Oh, I knew raccoons could be aggressive, and we were careful not to scare or tease them. I also knew they were notorious for getting into garbage cans and strewing trash all over the street. But maybe because they were so well fed by our next-door neighbor’s exposed backyard compost pile, none of our nocturnal visitors ever pried the tops off our cans to scrounge, despite the fact that their paws have five long, prehensile fingers. Given what I read later, those animals could have assembled flat-pack furniture.
At some point during our first summer, one of the raccoons got really fat, and we made jokes about how it should become an inspirational “weight diversity” speaker until one night it—she, apparently—waddled down the wall having slimmed down quite a bit, five babies in tow. Real heartbreakers, too. The whole family took to foraging in our grapevine. Whenever I heard that telltale rustle on the trellis, I’d shush Michael and we’d both creep to the back window screen, not wanting to startle them away. Again, we were careful—a mother was bound to be defensive of her litter—so when Michael met the eyes of the mother through the screen he made sure to keep his gaze reassuring. Other nights the family would cavort at the end of the street, the kits scrabbling one at a time up the metal lamppost—we were astonished they could get any traction—then leaping to the wall: raccoon Olympic trials.
They also had a knack for disappearing. More than once we watched the mother lead all five kits across the top of that wall, until they’d pattered out of view alongside the house. So we’d skitter to the back window, expecting them to come out the other side and maybe jump down to forage on the trellis. But no raccoons. They simply vanished. It was a twenty-foot sheer drop to the parking lot on the other side of the wall, so it beat me where they went.
I’m sure there’s an element here of you-had-to-be-there. A raccoon isn’t an exotic creature for most Americans, but they were our raccoons, and they were exotic to us.

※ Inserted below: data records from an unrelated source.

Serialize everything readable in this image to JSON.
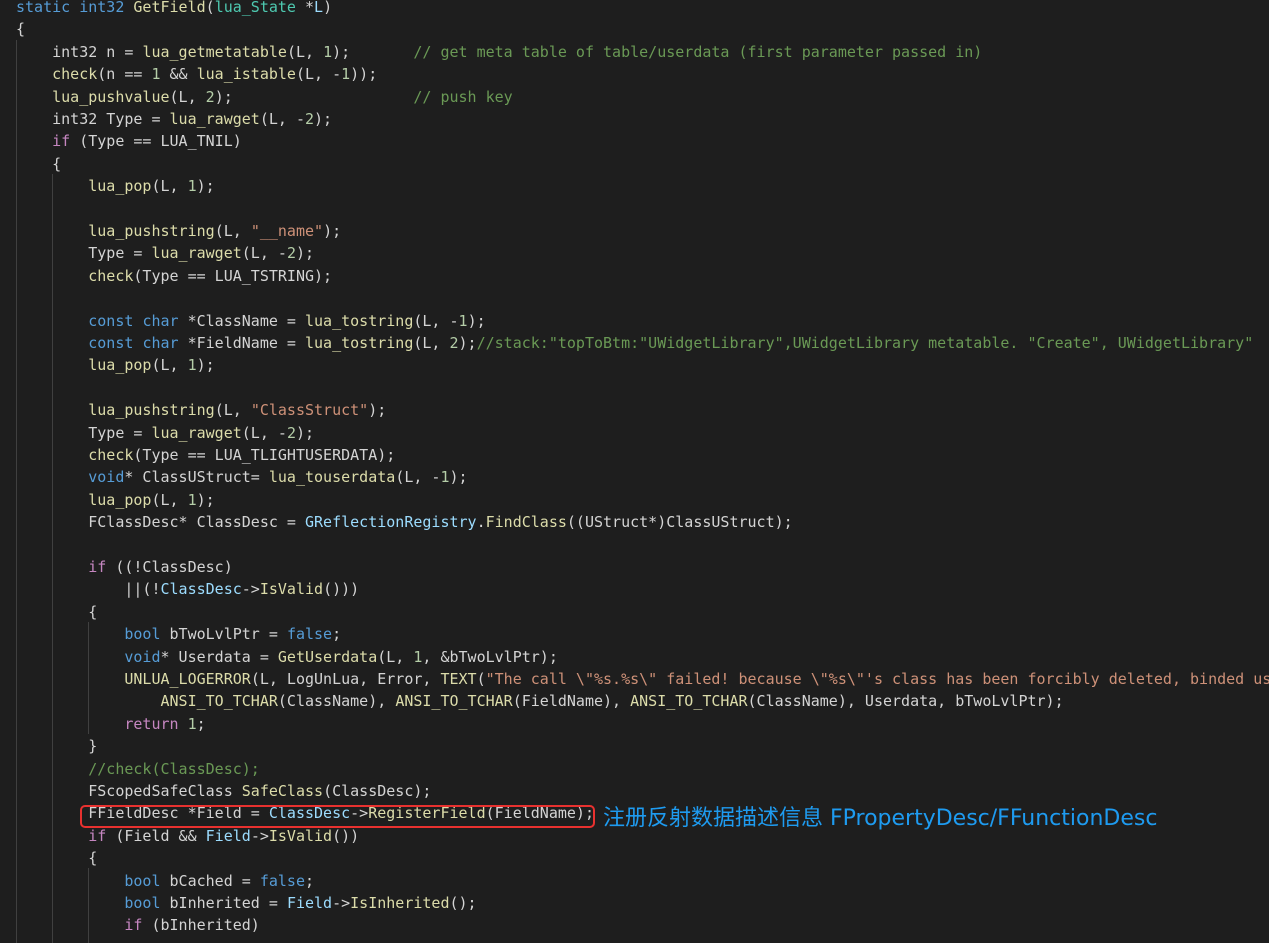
{
  "editor": {
    "theme": "dark",
    "background": "#1e1e1e"
  },
  "code_lines": [
    [
      {
        "t": "static ",
        "c": "kw"
      },
      {
        "t": "int32 ",
        "c": "kw"
      },
      {
        "t": "GetField",
        "c": "fn"
      },
      {
        "t": "(",
        "c": ""
      },
      {
        "t": "lua_State ",
        "c": "ty"
      },
      {
        "t": "*",
        "c": ""
      },
      {
        "t": "L",
        "c": "var"
      },
      {
        "t": ")",
        "c": ""
      }
    ],
    [
      {
        "t": "{",
        "c": ""
      }
    ],
    [
      {
        "t": "    int32 n = ",
        "c": ""
      },
      {
        "t": "lua_getmetatable",
        "c": "fn"
      },
      {
        "t": "(L, ",
        "c": ""
      },
      {
        "t": "1",
        "c": "num"
      },
      {
        "t": ");       ",
        "c": ""
      },
      {
        "t": "// get meta table of table/userdata (first parameter passed in)",
        "c": "cm"
      }
    ],
    [
      {
        "t": "    ",
        "c": ""
      },
      {
        "t": "check",
        "c": "fn"
      },
      {
        "t": "(n == ",
        "c": ""
      },
      {
        "t": "1",
        "c": "num"
      },
      {
        "t": " && ",
        "c": ""
      },
      {
        "t": "lua_istable",
        "c": "fn"
      },
      {
        "t": "(L, -",
        "c": ""
      },
      {
        "t": "1",
        "c": "num"
      },
      {
        "t": "));",
        "c": ""
      }
    ],
    [
      {
        "t": "    ",
        "c": ""
      },
      {
        "t": "lua_pushvalue",
        "c": "fn"
      },
      {
        "t": "(L, ",
        "c": ""
      },
      {
        "t": "2",
        "c": "num"
      },
      {
        "t": ");                    ",
        "c": ""
      },
      {
        "t": "// push key",
        "c": "cm"
      }
    ],
    [
      {
        "t": "    int32 Type = ",
        "c": ""
      },
      {
        "t": "lua_rawget",
        "c": "fn"
      },
      {
        "t": "(L, -",
        "c": ""
      },
      {
        "t": "2",
        "c": "num"
      },
      {
        "t": ");",
        "c": ""
      }
    ],
    [
      {
        "t": "    ",
        "c": ""
      },
      {
        "t": "if",
        "c": "ctl"
      },
      {
        "t": " (Type == LUA_TNIL)",
        "c": ""
      }
    ],
    [
      {
        "t": "    {",
        "c": ""
      }
    ],
    [
      {
        "t": "        ",
        "c": ""
      },
      {
        "t": "lua_pop",
        "c": "fn"
      },
      {
        "t": "(L, ",
        "c": ""
      },
      {
        "t": "1",
        "c": "num"
      },
      {
        "t": ");",
        "c": ""
      }
    ],
    [],
    [
      {
        "t": "        ",
        "c": ""
      },
      {
        "t": "lua_pushstring",
        "c": "fn"
      },
      {
        "t": "(L, ",
        "c": ""
      },
      {
        "t": "\"__name\"",
        "c": "str"
      },
      {
        "t": ");",
        "c": ""
      }
    ],
    [
      {
        "t": "        Type = ",
        "c": ""
      },
      {
        "t": "lua_rawget",
        "c": "fn"
      },
      {
        "t": "(L, -",
        "c": ""
      },
      {
        "t": "2",
        "c": "num"
      },
      {
        "t": ");",
        "c": ""
      }
    ],
    [
      {
        "t": "        ",
        "c": ""
      },
      {
        "t": "check",
        "c": "fn"
      },
      {
        "t": "(Type == LUA_TSTRING);",
        "c": ""
      }
    ],
    [],
    [
      {
        "t": "        ",
        "c": ""
      },
      {
        "t": "const ",
        "c": "kw"
      },
      {
        "t": "char ",
        "c": "kw"
      },
      {
        "t": "*ClassName = ",
        "c": ""
      },
      {
        "t": "lua_tostring",
        "c": "fn"
      },
      {
        "t": "(L, -",
        "c": ""
      },
      {
        "t": "1",
        "c": "num"
      },
      {
        "t": ");",
        "c": ""
      }
    ],
    [
      {
        "t": "        ",
        "c": ""
      },
      {
        "t": "const ",
        "c": "kw"
      },
      {
        "t": "char ",
        "c": "kw"
      },
      {
        "t": "*FieldName = ",
        "c": ""
      },
      {
        "t": "lua_tostring",
        "c": "fn"
      },
      {
        "t": "(L, ",
        "c": ""
      },
      {
        "t": "2",
        "c": "num"
      },
      {
        "t": ");",
        "c": ""
      },
      {
        "t": "//stack:\"topToBtm:\"UWidgetLibrary\",UWidgetLibrary metatable. \"Create\", UWidgetLibrary\"",
        "c": "cm"
      }
    ],
    [
      {
        "t": "        ",
        "c": ""
      },
      {
        "t": "lua_pop",
        "c": "fn"
      },
      {
        "t": "(L, ",
        "c": ""
      },
      {
        "t": "1",
        "c": "num"
      },
      {
        "t": ");",
        "c": ""
      }
    ],
    [],
    [
      {
        "t": "        ",
        "c": ""
      },
      {
        "t": "lua_pushstring",
        "c": "fn"
      },
      {
        "t": "(L, ",
        "c": ""
      },
      {
        "t": "\"ClassStruct\"",
        "c": "str"
      },
      {
        "t": ");",
        "c": ""
      }
    ],
    [
      {
        "t": "        Type = ",
        "c": ""
      },
      {
        "t": "lua_rawget",
        "c": "fn"
      },
      {
        "t": "(L, -",
        "c": ""
      },
      {
        "t": "2",
        "c": "num"
      },
      {
        "t": ");",
        "c": ""
      }
    ],
    [
      {
        "t": "        ",
        "c": ""
      },
      {
        "t": "check",
        "c": "fn"
      },
      {
        "t": "(Type == LUA_TLIGHTUSERDATA);",
        "c": ""
      }
    ],
    [
      {
        "t": "        ",
        "c": ""
      },
      {
        "t": "void",
        "c": "kw"
      },
      {
        "t": "* ClassUStruct= ",
        "c": ""
      },
      {
        "t": "lua_touserdata",
        "c": "fn"
      },
      {
        "t": "(L, -",
        "c": ""
      },
      {
        "t": "1",
        "c": "num"
      },
      {
        "t": ");",
        "c": ""
      }
    ],
    [
      {
        "t": "        ",
        "c": ""
      },
      {
        "t": "lua_pop",
        "c": "fn"
      },
      {
        "t": "(L, ",
        "c": ""
      },
      {
        "t": "1",
        "c": "num"
      },
      {
        "t": ");",
        "c": ""
      }
    ],
    [
      {
        "t": "        FClassDesc* ClassDesc = ",
        "c": ""
      },
      {
        "t": "GReflectionRegistry",
        "c": "var"
      },
      {
        "t": ".",
        "c": ""
      },
      {
        "t": "FindClass",
        "c": "fn"
      },
      {
        "t": "((UStruct*)ClassUStruct);",
        "c": ""
      }
    ],
    [],
    [
      {
        "t": "        ",
        "c": ""
      },
      {
        "t": "if",
        "c": "ctl"
      },
      {
        "t": " ((!ClassDesc)",
        "c": ""
      }
    ],
    [
      {
        "t": "            ||(!",
        "c": ""
      },
      {
        "t": "ClassDesc",
        "c": "var"
      },
      {
        "t": "->",
        "c": ""
      },
      {
        "t": "IsValid",
        "c": "fn"
      },
      {
        "t": "()))",
        "c": ""
      }
    ],
    [
      {
        "t": "        {",
        "c": ""
      }
    ],
    [
      {
        "t": "            ",
        "c": ""
      },
      {
        "t": "bool ",
        "c": "kw"
      },
      {
        "t": "bTwoLvlPtr = ",
        "c": ""
      },
      {
        "t": "false",
        "c": "kw"
      },
      {
        "t": ";",
        "c": ""
      }
    ],
    [
      {
        "t": "            ",
        "c": ""
      },
      {
        "t": "void",
        "c": "kw"
      },
      {
        "t": "* Userdata = ",
        "c": ""
      },
      {
        "t": "GetUserdata",
        "c": "fn"
      },
      {
        "t": "(L, ",
        "c": ""
      },
      {
        "t": "1",
        "c": "num"
      },
      {
        "t": ", &bTwoLvlPtr);",
        "c": ""
      }
    ],
    [
      {
        "t": "            ",
        "c": ""
      },
      {
        "t": "UNLUA_LOGERROR",
        "c": "fn"
      },
      {
        "t": "(L, LogUnLua, Error, ",
        "c": ""
      },
      {
        "t": "TEXT",
        "c": "fn"
      },
      {
        "t": "(",
        "c": ""
      },
      {
        "t": "\"The call \\\"%s.%s\\\" failed! because \\\"%s\\\"'s class has been forcibly deleted, binded us",
        "c": "str"
      }
    ],
    [
      {
        "t": "                ",
        "c": ""
      },
      {
        "t": "ANSI_TO_TCHAR",
        "c": "fn"
      },
      {
        "t": "(ClassName), ",
        "c": ""
      },
      {
        "t": "ANSI_TO_TCHAR",
        "c": "fn"
      },
      {
        "t": "(FieldName), ",
        "c": ""
      },
      {
        "t": "ANSI_TO_TCHAR",
        "c": "fn"
      },
      {
        "t": "(ClassName), Userdata, bTwoLvlPtr);",
        "c": ""
      }
    ],
    [
      {
        "t": "            ",
        "c": ""
      },
      {
        "t": "return ",
        "c": "ctl"
      },
      {
        "t": "1",
        "c": "num"
      },
      {
        "t": ";",
        "c": ""
      }
    ],
    [
      {
        "t": "        }",
        "c": ""
      }
    ],
    [
      {
        "t": "        ",
        "c": ""
      },
      {
        "t": "//check(ClassDesc);",
        "c": "cm"
      }
    ],
    [
      {
        "t": "        FScopedSafeClass ",
        "c": ""
      },
      {
        "t": "SafeClass",
        "c": "fn"
      },
      {
        "t": "(ClassDesc);",
        "c": ""
      }
    ],
    [
      {
        "t": "        FFieldDesc *Field = ",
        "c": ""
      },
      {
        "t": "ClassDesc",
        "c": "var"
      },
      {
        "t": "->",
        "c": ""
      },
      {
        "t": "RegisterField",
        "c": "fn"
      },
      {
        "t": "(FieldName);",
        "c": ""
      }
    ],
    [
      {
        "t": "        ",
        "c": ""
      },
      {
        "t": "if",
        "c": "ctl"
      },
      {
        "t": " (Field && ",
        "c": ""
      },
      {
        "t": "Field",
        "c": "var"
      },
      {
        "t": "->",
        "c": ""
      },
      {
        "t": "IsValid",
        "c": "fn"
      },
      {
        "t": "())",
        "c": ""
      }
    ],
    [
      {
        "t": "        {",
        "c": ""
      }
    ],
    [
      {
        "t": "            ",
        "c": ""
      },
      {
        "t": "bool ",
        "c": "kw"
      },
      {
        "t": "bCached = ",
        "c": ""
      },
      {
        "t": "false",
        "c": "kw"
      },
      {
        "t": ";",
        "c": ""
      }
    ],
    [
      {
        "t": "            ",
        "c": ""
      },
      {
        "t": "bool ",
        "c": "kw"
      },
      {
        "t": "bInherited = ",
        "c": ""
      },
      {
        "t": "Field",
        "c": "var"
      },
      {
        "t": "->",
        "c": ""
      },
      {
        "t": "IsInherited",
        "c": "fn"
      },
      {
        "t": "();",
        "c": ""
      }
    ],
    [
      {
        "t": "            ",
        "c": ""
      },
      {
        "t": "if",
        "c": "ctl"
      },
      {
        "t": " (bInherited)",
        "c": ""
      }
    ]
  ],
  "annotation": {
    "text": "注册反射数据描述信息 FPropertyDesc/FFunctionDesc",
    "color": "#1e9bf0",
    "box_color": "#e8312f"
  }
}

Along with the Crazy Bird, a sudden rustle and trill in the grapevine, or another spotting of a lone male prowling down the retaining wall, contributed to a sensation that where we lived was special, that we were special. We inhabited a secret world at the end of a private little street where the night was alive. The raccoons were wild life. They encouraged us to believe that we were leading wild lives, too.
IT WOULD’VE BEEN early in our second summer on Trevanion Close that we got married—larkishly, in a quick civil ceremony in the Municipal Building in Lower Manhattan, acting with the impulsiveness with which most couples would go for ice cream. Meanwhile, we’d still bought hardly any furniture. We were surely the only couple on the block that kept a whole room without a stick in it: the dining room, a.k.a. “the ballroom,” where Michael and I would dance to Counting Crows with a candle in the middle of the floor. I liked the place underfurnished—open, uncluttered, and preserving that just-moved-in feel that also reinforced the impression that any time we wanted we could just move out. We lived there lightly.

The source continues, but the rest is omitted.